James, 1 and 2 Peter, 1, 2 and 3 John, Jude
The General or Catholic Epistles describe the seven New Testament epistles consisting of James, 1 and 2 Peter, 1, 2 and 3 John, Jude. Hebrews is not a part of this group but stands by itself. These epistles are generally treated as a group distinct from the Pauline Epistles, Hebrews and Revelation.

They are called Catholic Epistles because of the destination of the letters. The word Catholic means 'universal'. These letters unlike the Pauline epistles, are not addressed to specific churches or individuals but to the universal Church. They have also been called General Epistles. There are two exceptions to this rule. 2 and 3 John are addressed to the elect lady and to Gaius. But these letters have all been accepted traditionally as the Catholic or General Epistles.

The Problem Of Suffering

James and 1 Peter
Throughout the first century the Church experienced many periods of hardship and persecution. These letters deal with the universally perplexing problem of suffering. They seek to address such questions as why do Christians suffer? What are the purposes of suffering? It was always distressing for the believers. They were perplexed by the purpose of all these experiences.
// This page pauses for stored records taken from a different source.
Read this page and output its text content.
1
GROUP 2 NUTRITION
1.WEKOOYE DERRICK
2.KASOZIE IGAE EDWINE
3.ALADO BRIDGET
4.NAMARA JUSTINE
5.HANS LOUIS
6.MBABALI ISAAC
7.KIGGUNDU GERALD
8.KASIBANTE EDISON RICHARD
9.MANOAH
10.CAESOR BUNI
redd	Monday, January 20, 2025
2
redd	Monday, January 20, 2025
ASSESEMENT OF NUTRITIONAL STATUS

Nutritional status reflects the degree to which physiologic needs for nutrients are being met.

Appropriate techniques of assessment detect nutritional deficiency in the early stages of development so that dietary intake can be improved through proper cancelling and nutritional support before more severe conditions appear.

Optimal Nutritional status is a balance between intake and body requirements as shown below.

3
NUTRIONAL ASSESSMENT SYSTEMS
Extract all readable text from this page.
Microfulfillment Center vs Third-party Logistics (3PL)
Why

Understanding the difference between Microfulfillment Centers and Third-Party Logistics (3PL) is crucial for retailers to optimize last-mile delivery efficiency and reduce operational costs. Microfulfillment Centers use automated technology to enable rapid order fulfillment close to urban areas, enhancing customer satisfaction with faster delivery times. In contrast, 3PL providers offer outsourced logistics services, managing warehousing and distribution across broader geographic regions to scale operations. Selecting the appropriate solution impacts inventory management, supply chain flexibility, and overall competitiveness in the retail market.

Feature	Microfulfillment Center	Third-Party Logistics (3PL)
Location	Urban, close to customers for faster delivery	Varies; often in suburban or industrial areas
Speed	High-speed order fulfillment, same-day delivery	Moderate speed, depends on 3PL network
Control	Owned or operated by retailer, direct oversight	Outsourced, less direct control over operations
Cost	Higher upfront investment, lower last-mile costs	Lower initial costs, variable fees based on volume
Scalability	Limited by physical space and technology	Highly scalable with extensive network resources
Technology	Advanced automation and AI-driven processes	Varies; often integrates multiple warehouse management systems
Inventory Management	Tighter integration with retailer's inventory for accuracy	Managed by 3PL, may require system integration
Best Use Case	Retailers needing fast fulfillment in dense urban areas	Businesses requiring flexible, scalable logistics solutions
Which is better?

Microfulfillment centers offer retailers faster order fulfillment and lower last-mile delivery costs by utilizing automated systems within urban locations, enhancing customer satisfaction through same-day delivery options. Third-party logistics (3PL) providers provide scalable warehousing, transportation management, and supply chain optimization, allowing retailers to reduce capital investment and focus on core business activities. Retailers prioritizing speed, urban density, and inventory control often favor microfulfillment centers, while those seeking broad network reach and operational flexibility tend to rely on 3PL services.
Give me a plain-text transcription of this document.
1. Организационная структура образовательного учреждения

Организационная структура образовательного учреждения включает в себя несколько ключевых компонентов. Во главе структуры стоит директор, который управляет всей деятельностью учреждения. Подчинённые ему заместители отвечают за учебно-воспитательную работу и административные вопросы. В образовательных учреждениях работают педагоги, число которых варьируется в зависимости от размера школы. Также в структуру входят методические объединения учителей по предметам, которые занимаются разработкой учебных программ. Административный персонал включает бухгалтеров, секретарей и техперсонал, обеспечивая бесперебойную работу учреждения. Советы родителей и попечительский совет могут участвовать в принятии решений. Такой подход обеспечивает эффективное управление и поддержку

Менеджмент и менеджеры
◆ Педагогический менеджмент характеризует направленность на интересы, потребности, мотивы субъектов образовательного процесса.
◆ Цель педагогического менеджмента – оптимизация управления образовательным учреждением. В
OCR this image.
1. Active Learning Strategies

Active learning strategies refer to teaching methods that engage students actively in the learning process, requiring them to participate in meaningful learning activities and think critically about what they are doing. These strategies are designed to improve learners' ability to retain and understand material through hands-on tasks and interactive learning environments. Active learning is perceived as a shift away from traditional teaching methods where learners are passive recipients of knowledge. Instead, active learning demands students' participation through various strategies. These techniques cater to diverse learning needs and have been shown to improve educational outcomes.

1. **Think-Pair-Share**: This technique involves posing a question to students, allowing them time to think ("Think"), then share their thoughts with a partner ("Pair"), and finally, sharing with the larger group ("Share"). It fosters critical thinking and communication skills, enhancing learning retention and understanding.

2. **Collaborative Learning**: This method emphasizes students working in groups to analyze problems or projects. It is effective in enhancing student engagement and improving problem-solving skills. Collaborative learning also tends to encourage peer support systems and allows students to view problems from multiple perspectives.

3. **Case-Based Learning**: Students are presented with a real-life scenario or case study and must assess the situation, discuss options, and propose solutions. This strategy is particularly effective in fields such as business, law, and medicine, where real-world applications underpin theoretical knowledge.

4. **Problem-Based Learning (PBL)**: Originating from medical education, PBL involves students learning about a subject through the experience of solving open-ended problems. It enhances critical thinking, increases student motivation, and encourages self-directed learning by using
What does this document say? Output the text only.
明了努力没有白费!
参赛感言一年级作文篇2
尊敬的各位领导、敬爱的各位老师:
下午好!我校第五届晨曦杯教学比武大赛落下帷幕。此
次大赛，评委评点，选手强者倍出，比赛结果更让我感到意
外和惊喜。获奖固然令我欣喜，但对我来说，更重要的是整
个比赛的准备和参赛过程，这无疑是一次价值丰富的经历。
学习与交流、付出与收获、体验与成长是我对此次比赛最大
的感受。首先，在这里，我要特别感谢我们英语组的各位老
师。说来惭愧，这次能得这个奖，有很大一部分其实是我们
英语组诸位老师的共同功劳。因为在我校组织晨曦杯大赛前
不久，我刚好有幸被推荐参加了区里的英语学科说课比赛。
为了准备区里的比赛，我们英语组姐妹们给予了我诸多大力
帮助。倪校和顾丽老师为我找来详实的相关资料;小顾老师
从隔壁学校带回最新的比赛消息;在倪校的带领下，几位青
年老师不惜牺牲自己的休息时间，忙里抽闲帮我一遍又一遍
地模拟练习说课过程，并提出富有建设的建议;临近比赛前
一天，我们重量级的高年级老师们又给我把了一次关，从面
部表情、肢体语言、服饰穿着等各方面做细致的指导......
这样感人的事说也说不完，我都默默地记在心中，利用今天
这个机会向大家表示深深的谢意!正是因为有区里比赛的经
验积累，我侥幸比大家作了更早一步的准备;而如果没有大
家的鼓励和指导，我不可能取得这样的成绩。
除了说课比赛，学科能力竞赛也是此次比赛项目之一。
The Problem Of False Teachers

2 Peter, 1, 2 and 3 John, Jude
The last five New Testament Epistles, are 2 Peter, Jude, 1, 2, and 3 John. Three of them are only one chapter. These letters deal with false teaching found in the early heresy of Gnosticism. This view held that you were saved by your knowledge or by receiving visions or mysteries. In 3 John Diotrephes is singled out as a dictator in the Church. The false teachers are shown to be immoral in character as well as heretical in doctrine showing how the two always go together.

The Supremacy of Christ

This book has been categorised under the General Epistles but it is a unique book. The author is not known and yet it has some of the greatest declarations of the majesty of Christ found in any New Testament book. It seeks to show the supremacy of Christ to the entire Old Testament sacrificial system and reveal that Christ is the fulfillment of all of its types. Christ is the final and great mediator who is superior to all of the Old Testament mediators. It becomes clear that the New Testament Christian could not continue under the old Jewish system now that the great High-priest Jesus Christ had come. There can be no turning back Hebrews says.